For developers and business analysts, this means that ALE acts as a "benchmark of life". Private jobs are systematically rotated into the public pool over time, while retired public jobs are replaced.
This continuous release ensures that the testing environment remains untainted across successive model generations, giving business buyers the confidence that the agent’s top score earnednot by heart.
In addition, ALE provides light by tracking both "It’s full" again "You don’t have a license" points. Because real professional work often requires paid, proprietary software, i "It’s full" leaderboards include jobs that rely on commercial CAD tools, paid APIs, or licensed datasets.
I "You don’t have a license" the category reduces these gated license activities to provide a clean, similar comparison using only freely available tools, ensuring that models are not just rewarded for accessing paid business software.

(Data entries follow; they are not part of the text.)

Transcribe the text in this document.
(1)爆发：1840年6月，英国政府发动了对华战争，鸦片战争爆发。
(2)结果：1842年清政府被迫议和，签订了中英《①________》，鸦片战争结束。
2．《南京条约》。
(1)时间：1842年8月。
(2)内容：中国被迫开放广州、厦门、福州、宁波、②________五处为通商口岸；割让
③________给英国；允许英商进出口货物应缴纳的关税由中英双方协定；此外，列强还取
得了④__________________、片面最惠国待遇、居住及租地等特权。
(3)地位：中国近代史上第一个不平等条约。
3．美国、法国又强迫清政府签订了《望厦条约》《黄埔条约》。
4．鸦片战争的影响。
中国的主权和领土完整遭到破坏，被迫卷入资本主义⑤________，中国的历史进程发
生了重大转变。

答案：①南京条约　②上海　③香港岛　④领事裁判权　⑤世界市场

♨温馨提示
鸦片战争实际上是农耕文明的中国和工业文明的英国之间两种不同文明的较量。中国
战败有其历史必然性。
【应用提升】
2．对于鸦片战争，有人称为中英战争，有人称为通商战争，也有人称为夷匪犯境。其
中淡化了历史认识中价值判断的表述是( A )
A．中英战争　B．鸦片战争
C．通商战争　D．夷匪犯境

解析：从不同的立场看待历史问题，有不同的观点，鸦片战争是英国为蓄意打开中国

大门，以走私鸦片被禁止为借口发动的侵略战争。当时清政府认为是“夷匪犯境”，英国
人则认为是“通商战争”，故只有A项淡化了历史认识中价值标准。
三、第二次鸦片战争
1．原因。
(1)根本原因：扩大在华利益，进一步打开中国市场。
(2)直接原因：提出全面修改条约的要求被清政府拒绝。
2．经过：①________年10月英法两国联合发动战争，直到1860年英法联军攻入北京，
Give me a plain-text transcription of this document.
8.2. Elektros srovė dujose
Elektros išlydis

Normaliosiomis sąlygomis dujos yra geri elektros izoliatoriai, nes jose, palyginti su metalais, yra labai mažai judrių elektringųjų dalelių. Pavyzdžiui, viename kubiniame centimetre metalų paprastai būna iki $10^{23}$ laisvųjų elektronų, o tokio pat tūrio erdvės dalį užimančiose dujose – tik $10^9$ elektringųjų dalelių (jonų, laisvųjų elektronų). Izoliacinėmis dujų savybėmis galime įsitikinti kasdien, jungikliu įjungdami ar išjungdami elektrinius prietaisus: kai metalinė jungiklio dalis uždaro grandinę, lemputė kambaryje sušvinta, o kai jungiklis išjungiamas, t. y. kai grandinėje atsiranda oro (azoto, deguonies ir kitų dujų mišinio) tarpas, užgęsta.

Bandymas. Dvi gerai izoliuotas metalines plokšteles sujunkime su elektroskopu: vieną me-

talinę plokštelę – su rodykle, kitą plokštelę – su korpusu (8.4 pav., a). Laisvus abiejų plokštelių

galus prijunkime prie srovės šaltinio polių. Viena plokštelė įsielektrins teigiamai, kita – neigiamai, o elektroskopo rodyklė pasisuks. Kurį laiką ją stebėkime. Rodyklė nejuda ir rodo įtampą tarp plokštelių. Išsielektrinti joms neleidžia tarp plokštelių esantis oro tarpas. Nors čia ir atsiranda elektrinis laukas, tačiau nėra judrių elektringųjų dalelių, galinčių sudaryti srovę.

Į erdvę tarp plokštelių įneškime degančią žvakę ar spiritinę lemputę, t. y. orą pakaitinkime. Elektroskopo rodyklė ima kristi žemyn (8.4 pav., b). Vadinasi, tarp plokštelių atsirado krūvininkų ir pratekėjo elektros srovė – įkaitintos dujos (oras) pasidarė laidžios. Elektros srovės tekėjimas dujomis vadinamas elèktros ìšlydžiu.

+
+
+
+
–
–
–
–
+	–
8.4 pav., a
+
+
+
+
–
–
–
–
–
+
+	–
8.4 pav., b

Below: ALE Shows Even High-Performance Models and Cables Have Room for Improvement
For engineers frustrated by the gap between marketing claims and actual production performance, ALE’s brutal grading curve is very reassuring. Zengyi Qin, an MIT PhD researcher and data contributor to the project, took to X to announce the launch, sharing images of the paper and an impressive list of 100+ institutional contributors.
"Introducing the Final Agent Exam (ALE)," Qin wrote. "Built by 300+ domain experts from 100+ institutions. It includes 55 industrial sites. Claude Opus 4.8 has a 0.0% pass rate on the hardest set. I am happy to contribute to this benchmark".
In the following post highlighting the Hugging Face ArXiv paper link, Qin added:
"Solid work from project leaders @YiyouSun @Xinyang_Han_ @dawnsongtweets and @BerkeleyRDI".
As businesses invest billions in betting on AI agents, they desperately need a compass that points to true north. If an agent can finally conquer the Agent’s Last Exam gauntlet, they won’t just pass the exam—they’ll prove they’re ready to join the workforce. Until then, sobering pass rates on the leaderboard serve as a necessary reality check for the entire AI ecosystem.